Wang Zili, Zheng Chenhuang, Jiang Kunqi, He Jinshen, Cao Xu, Wu Song
Department of Orthopedics, Third Xiangya Hospital of Central South University, Changsha, Hunan 410013, P.R. China.
Exp Ther Med. 2017 Aug;14(2):1547-1553. doi: 10.3892/etm.2017.4648. Epub 2017 Jun 22.
MicroRNAs (miRs) are a class of small non-coding RNAs and have key roles in various cancer types. Recently, miR-503 has been reported to act as a tumor suppressor in osteosarcoma. However, the detailed mechanism of the regulatory role of miR-503 in osteosarcoma cell proliferation and invasion has largely remained elusive. The present study found that miR-503 was significantly downregulated in osteosarcoma tissues compared to that in matched adjacent non-tumorous tissues. In addition, the expression of miR-503 in osteosarcoma of T3-T4 stage was significantly lower when compared with that in T1-T2 stage samples. miR-503 was also downregulated in osteosarcoma cell lines (Saos-2, MG63, U2OS and SW1353), when compared with that in the normal osteoblast cell line hFOB. Overexpression of miR-503 significantly inhibited the proliferation and invasion of U2OS cells and decreased the protein levels of insulin-like growth factor 1 receptor (IGF-1R), which was further identified as a novel target of miR-503 by a luciferase reporter assay. Moreover, overexpression of IGF-1R eliminated the suppressive effects of miR-503 on the proliferation and invasion of U2OS cells, suggesting that miR-503 inhibits osteosarcoma cell proliferation and invasion by directly targeting IGF-1R. Furthermore, IGF-1R was significantly upregulated in osteosarcoma tissues compared with that in adjacent non-tumor tissues, as well as in osteosarcoma cell lines compared with that in hFOB cells. In addition, the expression levels of IGF-1R were inversely correlated to the miR-503 levels in osteosarcoma tissues, suggesting that the increased IGF-1R expression may be caused by the reduced expression of miR-503. In conclusion, the present study demonstrated that miR-503 suppresses cell proliferation and invasion in osteosarcoma via targeting IGF-1R and thus highlights the importance of miR-503/IGF-1R signaling in the malignant progression of osteosarcoma.
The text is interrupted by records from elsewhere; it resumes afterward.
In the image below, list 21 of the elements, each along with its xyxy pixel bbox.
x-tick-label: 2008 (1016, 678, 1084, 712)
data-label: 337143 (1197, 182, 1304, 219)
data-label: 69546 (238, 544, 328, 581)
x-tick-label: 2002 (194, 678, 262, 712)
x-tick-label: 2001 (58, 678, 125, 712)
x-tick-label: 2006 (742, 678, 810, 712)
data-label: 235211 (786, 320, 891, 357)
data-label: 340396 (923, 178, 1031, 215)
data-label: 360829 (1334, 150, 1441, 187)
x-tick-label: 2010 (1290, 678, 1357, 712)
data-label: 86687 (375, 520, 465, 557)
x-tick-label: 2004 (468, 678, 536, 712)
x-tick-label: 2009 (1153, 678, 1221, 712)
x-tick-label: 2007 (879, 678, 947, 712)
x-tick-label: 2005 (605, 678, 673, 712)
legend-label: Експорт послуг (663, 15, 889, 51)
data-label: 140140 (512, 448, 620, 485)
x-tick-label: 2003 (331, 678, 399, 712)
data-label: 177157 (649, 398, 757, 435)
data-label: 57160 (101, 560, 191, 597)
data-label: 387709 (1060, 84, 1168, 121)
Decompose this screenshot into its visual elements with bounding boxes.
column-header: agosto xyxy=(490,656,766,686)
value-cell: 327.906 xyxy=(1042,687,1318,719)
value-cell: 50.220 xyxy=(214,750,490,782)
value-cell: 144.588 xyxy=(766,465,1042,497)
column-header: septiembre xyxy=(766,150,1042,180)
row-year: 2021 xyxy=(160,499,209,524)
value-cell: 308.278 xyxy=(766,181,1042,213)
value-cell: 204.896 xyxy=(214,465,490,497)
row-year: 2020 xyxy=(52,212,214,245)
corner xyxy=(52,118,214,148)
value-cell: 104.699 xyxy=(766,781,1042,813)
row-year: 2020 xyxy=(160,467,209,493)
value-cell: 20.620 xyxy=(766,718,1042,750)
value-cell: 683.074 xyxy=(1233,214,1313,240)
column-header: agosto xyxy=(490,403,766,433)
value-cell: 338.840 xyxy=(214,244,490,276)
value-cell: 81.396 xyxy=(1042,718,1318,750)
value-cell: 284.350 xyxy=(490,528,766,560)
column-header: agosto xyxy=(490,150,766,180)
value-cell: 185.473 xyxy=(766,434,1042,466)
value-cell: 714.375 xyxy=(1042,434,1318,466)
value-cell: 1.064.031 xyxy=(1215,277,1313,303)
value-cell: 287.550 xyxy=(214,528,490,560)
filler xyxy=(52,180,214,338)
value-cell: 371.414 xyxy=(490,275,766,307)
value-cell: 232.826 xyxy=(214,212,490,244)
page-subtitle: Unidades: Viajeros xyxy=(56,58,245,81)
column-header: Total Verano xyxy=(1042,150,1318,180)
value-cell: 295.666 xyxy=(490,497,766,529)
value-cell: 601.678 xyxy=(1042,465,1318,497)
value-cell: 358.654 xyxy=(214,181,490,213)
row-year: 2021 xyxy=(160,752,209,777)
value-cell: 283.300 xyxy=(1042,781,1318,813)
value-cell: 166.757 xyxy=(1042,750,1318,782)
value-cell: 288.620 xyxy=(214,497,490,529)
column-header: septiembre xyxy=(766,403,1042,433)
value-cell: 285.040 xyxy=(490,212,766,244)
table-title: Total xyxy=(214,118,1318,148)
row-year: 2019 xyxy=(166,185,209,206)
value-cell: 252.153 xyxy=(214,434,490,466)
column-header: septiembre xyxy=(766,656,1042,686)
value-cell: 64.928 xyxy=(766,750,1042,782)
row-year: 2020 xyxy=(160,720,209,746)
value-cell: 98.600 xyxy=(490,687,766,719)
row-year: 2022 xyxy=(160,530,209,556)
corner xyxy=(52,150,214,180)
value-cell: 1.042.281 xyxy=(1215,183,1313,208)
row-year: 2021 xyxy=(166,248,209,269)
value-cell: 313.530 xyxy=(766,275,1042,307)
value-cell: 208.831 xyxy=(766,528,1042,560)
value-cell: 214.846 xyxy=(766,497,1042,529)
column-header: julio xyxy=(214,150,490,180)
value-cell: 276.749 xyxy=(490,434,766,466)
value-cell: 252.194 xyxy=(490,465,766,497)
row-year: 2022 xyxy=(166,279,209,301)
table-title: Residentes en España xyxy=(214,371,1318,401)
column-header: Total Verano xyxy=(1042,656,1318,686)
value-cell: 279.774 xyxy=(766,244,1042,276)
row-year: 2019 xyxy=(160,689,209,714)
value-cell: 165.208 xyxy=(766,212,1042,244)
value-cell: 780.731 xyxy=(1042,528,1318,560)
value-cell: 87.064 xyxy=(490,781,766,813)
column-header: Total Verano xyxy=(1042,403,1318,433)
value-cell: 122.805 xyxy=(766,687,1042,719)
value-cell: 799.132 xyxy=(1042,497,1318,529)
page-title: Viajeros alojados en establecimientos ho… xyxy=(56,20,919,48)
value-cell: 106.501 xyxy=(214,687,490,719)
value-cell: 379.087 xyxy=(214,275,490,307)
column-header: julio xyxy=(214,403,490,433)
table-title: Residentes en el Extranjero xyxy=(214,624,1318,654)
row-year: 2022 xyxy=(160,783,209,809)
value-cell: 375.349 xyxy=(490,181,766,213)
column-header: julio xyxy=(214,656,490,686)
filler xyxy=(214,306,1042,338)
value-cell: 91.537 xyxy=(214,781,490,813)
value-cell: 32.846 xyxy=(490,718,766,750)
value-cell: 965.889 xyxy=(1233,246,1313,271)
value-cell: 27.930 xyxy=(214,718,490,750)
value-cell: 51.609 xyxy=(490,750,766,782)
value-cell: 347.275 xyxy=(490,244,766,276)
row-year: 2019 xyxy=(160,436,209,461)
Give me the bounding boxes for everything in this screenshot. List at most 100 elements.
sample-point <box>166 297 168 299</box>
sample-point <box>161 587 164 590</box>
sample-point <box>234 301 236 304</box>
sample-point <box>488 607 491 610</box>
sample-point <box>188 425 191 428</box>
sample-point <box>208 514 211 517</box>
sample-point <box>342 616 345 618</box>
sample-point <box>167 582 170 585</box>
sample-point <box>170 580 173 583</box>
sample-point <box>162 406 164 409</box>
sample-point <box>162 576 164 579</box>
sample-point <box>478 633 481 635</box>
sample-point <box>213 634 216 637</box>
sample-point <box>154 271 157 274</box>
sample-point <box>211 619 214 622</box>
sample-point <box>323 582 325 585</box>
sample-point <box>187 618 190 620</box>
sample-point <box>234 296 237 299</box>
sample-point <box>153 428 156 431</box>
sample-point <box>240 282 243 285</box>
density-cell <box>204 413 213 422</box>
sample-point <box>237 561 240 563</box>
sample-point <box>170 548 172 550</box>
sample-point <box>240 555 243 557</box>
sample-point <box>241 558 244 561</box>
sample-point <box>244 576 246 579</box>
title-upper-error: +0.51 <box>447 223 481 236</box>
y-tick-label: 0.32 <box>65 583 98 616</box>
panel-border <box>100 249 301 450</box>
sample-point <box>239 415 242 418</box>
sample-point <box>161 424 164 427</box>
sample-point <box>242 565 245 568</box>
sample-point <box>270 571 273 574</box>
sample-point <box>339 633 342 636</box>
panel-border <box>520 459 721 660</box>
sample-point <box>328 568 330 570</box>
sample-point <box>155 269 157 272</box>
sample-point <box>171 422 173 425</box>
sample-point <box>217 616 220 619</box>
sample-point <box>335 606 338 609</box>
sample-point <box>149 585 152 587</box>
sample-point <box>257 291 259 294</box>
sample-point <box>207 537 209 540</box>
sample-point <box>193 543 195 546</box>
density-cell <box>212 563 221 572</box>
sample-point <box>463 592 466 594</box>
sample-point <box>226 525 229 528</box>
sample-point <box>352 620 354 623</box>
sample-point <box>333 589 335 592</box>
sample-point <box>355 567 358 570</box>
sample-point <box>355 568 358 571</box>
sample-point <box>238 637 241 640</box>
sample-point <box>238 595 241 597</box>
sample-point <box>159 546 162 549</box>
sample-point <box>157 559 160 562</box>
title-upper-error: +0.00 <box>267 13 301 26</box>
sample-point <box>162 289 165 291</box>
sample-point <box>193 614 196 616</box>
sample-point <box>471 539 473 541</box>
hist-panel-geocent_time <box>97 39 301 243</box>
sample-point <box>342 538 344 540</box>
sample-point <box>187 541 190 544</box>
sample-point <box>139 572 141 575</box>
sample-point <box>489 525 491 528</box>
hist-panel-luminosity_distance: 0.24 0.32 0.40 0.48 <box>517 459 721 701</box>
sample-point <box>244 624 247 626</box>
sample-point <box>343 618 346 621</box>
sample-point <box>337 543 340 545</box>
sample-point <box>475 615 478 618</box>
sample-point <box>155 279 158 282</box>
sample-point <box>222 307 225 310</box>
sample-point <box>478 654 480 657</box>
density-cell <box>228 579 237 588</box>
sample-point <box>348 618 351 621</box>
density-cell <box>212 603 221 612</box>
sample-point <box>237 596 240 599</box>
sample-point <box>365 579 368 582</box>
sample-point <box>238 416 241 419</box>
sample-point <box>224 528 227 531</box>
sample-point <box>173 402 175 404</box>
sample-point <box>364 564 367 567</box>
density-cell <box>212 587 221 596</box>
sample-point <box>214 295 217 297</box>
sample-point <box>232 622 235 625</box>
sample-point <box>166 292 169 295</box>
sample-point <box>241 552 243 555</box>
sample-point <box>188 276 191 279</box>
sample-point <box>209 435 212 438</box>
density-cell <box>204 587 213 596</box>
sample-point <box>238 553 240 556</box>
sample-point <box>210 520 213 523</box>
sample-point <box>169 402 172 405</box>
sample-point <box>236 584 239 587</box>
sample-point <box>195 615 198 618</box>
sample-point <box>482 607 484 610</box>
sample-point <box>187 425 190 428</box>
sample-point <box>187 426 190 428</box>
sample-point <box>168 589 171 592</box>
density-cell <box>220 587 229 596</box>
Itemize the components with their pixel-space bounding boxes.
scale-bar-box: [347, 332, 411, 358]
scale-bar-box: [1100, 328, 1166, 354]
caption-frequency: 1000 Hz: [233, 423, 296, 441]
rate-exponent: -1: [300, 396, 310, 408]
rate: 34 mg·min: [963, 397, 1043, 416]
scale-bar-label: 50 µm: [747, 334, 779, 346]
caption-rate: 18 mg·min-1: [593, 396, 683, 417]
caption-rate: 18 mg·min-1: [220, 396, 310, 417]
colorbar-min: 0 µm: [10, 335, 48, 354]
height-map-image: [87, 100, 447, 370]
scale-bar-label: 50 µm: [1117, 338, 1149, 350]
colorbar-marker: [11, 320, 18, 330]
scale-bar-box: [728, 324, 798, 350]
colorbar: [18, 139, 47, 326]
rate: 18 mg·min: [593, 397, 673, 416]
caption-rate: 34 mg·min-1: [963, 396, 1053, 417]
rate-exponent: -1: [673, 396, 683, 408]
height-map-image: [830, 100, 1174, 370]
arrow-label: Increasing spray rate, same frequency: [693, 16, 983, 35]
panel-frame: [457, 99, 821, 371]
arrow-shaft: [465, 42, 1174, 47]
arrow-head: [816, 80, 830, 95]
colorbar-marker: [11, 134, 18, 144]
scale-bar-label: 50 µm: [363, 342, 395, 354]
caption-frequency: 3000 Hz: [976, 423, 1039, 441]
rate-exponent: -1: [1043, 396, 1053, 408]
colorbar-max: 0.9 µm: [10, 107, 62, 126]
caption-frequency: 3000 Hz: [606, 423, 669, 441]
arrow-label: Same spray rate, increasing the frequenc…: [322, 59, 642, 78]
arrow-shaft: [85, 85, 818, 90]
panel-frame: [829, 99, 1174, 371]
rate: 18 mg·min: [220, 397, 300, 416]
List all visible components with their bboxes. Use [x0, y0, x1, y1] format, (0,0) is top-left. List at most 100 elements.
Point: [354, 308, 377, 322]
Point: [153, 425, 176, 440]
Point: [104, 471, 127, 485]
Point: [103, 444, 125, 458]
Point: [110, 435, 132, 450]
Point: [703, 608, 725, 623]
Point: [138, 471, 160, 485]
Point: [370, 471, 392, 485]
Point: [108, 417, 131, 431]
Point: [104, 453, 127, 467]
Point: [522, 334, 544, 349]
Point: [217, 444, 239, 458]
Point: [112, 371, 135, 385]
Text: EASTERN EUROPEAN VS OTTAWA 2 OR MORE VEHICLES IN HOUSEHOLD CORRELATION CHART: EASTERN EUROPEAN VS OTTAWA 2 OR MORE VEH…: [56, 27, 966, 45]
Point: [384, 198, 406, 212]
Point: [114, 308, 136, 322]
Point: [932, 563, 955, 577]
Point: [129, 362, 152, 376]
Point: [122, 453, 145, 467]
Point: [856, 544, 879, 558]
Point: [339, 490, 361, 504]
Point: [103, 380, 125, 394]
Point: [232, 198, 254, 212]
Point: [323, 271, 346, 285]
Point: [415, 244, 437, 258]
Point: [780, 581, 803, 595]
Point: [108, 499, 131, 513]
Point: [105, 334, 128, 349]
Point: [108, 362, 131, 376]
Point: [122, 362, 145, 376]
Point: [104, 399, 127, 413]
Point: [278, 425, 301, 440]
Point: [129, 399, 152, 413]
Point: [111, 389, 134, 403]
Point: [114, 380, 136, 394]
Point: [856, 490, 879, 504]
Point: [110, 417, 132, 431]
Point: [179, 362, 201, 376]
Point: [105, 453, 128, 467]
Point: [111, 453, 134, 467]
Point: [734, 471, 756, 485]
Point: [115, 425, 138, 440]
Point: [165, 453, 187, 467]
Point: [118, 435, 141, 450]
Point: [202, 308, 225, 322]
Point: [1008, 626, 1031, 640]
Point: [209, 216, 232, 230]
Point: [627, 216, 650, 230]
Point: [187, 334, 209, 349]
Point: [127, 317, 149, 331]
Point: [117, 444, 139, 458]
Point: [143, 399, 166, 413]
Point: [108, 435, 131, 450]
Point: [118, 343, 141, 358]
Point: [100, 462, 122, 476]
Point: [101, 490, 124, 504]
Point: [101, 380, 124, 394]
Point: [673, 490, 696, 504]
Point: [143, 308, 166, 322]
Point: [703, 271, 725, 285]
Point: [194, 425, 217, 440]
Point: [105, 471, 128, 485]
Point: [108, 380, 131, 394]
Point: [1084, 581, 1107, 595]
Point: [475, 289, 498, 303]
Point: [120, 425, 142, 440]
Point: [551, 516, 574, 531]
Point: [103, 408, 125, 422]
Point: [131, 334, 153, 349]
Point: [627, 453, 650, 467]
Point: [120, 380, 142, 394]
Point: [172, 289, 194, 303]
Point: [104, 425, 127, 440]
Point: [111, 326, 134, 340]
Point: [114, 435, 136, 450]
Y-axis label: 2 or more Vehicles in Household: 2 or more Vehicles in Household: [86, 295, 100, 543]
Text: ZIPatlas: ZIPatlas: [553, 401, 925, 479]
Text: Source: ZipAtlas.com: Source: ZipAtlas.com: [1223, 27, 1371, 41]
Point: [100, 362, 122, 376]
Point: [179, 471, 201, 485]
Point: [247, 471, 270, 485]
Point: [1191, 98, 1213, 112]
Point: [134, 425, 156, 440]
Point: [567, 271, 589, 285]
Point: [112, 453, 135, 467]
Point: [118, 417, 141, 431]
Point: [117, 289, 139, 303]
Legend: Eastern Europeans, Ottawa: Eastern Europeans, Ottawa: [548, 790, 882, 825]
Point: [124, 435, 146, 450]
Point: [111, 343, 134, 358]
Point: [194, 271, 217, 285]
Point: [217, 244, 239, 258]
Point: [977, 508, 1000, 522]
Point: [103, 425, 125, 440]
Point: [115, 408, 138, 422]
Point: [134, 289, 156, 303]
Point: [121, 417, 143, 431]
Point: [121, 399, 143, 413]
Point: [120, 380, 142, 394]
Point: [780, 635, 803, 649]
微小RNA(miR)是一类小的非编码RNA,在多种癌症类型中发挥关键作用。最近,有报道称miR-503在骨肉瘤中起肿瘤抑制作用。然而,miR-503在骨肉瘤细胞增殖和侵袭中调控作用的详细机制在很大程度上仍不清楚。本研究发现,与配对的相邻非肿瘤组织相比,miR-503在骨肉瘤组织中显著下调。此外,与T1-T2期样本相比,T3-T4期骨肉瘤中miR-503的表达显著降低。与正常成骨细胞系hFOB相比,miR-503在骨肉瘤细胞系(Saos-2、MG63、U2OS和SW1353)中也下调。miR-503的过表达显著抑制U2OS细胞的增殖和侵袭,并降低胰岛素样生长因子1受体(IGF-1R)的蛋白水平,荧光素酶报告基因检测进一步确定其为miR-503的一个新靶点。此外,IGF-1R的过表达消除了miR-503对U2OS细胞增殖和侵袭的抑制作用,表明miR-503通过直接靶向IGF-1R抑制骨肉瘤细胞增殖和侵袭。此外,与相邻非肿瘤组织相比,IGF-1R在骨肉瘤组织中显著上调,与hFOB细胞相比,在骨肉瘤细胞系中也显著上调。此外,骨肉瘤组织中IGF-1R的表达水平与miR-503水平呈负相关,提示IGF-1R表达增加可能是由于miR-503表达降低所致。总之,本研究表明miR-503通过靶向IGF-1R抑制骨肉瘤细胞增殖和侵袭,从而突出了miR-503/IGF-1R信号通路在骨肉瘤恶性进展中的重要性。